Saudi woman gets out of car
Saudi woman gets out of carAFP photo

For the first time in Saudi Arabia, a woman has been named editor-in-chief of a daily newspaper published in the kingdom, The Associated Press (AP) reported on Sunday.

According to the report, the English-language Saudi Gazette announced on its website that Somayya Jabarti will take the helm at the newspaper.

Her predecessor Khaled Almaeena wrote on Sunday that Jabarti has worked with him for almost 13 years and is a determined and dedicated journalist.

He wrote in the Saudi Gazette that "it was not a question of gender but of merit that decided and earned her this opportunity."

Jabarti was formerly deputy editor-in-chief at the newspaper she now leads.
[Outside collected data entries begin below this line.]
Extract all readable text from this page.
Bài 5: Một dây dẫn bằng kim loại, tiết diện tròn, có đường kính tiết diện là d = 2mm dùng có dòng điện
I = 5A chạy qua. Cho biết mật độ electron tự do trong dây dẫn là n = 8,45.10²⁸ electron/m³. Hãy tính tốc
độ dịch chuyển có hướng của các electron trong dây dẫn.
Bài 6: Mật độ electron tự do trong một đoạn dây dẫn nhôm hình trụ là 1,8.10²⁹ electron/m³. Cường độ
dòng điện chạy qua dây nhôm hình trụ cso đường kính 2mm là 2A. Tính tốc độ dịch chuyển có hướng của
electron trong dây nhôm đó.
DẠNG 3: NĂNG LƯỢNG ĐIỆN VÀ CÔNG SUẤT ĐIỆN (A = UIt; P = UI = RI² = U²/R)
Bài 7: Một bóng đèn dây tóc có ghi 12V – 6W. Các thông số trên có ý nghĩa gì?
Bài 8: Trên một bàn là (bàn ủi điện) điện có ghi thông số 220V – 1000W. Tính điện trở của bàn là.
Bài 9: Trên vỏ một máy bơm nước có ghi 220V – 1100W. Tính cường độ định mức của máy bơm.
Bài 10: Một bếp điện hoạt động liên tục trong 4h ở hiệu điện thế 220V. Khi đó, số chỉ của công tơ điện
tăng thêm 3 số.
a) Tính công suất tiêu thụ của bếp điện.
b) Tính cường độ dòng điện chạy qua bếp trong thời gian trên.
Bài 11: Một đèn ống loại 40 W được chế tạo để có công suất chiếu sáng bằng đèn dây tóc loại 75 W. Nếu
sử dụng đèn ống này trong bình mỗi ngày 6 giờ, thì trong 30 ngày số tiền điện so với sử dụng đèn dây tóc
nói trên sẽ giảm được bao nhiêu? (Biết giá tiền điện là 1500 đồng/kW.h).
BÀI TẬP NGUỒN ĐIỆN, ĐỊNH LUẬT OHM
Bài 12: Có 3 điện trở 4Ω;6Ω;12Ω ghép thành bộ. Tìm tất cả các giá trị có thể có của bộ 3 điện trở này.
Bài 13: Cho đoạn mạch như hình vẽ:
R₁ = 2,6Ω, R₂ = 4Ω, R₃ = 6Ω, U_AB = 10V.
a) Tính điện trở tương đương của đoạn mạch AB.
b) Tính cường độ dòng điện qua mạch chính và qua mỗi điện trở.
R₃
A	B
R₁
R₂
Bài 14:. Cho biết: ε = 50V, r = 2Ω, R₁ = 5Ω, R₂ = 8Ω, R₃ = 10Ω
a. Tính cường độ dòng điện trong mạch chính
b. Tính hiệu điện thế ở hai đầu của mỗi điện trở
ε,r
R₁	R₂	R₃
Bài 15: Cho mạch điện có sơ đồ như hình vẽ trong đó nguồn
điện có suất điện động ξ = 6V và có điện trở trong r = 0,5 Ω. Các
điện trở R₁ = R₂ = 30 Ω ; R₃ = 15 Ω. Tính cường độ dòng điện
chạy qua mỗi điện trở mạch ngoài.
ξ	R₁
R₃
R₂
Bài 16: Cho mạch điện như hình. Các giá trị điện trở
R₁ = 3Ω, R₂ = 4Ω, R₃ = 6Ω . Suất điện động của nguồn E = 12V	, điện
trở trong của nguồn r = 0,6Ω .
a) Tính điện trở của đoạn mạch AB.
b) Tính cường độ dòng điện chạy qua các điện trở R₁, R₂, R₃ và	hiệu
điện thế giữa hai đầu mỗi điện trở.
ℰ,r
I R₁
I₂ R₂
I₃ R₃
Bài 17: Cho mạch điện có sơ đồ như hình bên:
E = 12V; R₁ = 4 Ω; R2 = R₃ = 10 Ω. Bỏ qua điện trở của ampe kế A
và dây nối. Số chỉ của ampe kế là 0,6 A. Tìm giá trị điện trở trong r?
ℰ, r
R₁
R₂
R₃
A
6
While a woman being appointed an editor of a newspaper would not make news in most modern countries, Saudi Arabia, with its religious police enforcing Sharia law, has a far from stellar record on women's rights. Indeed, women are forbidden from driving.

A long-standing campaign aimed at getting the Saudi Arabian driving ban lifted has urged women to defy the ban. In past situations where women were caught driving, their male relatives were asked to sign statements saying they would not allow the women to drive again.

Many women have driven since the campaign was launched in 2011, some of them have posted videos of them doing so, and many have been arrested and forced to sign a pledge that they will never drive again.

The news of the first female newspaper editor in the kingdom follows an announcement about the first female lawyer in Saudi Arabia last month.

Bayan Zaharan, the daughter of a Saudi businessman, became Saudi Arabia's first female lawyer thanks to a royal decree, which has begun opening up the profession to women.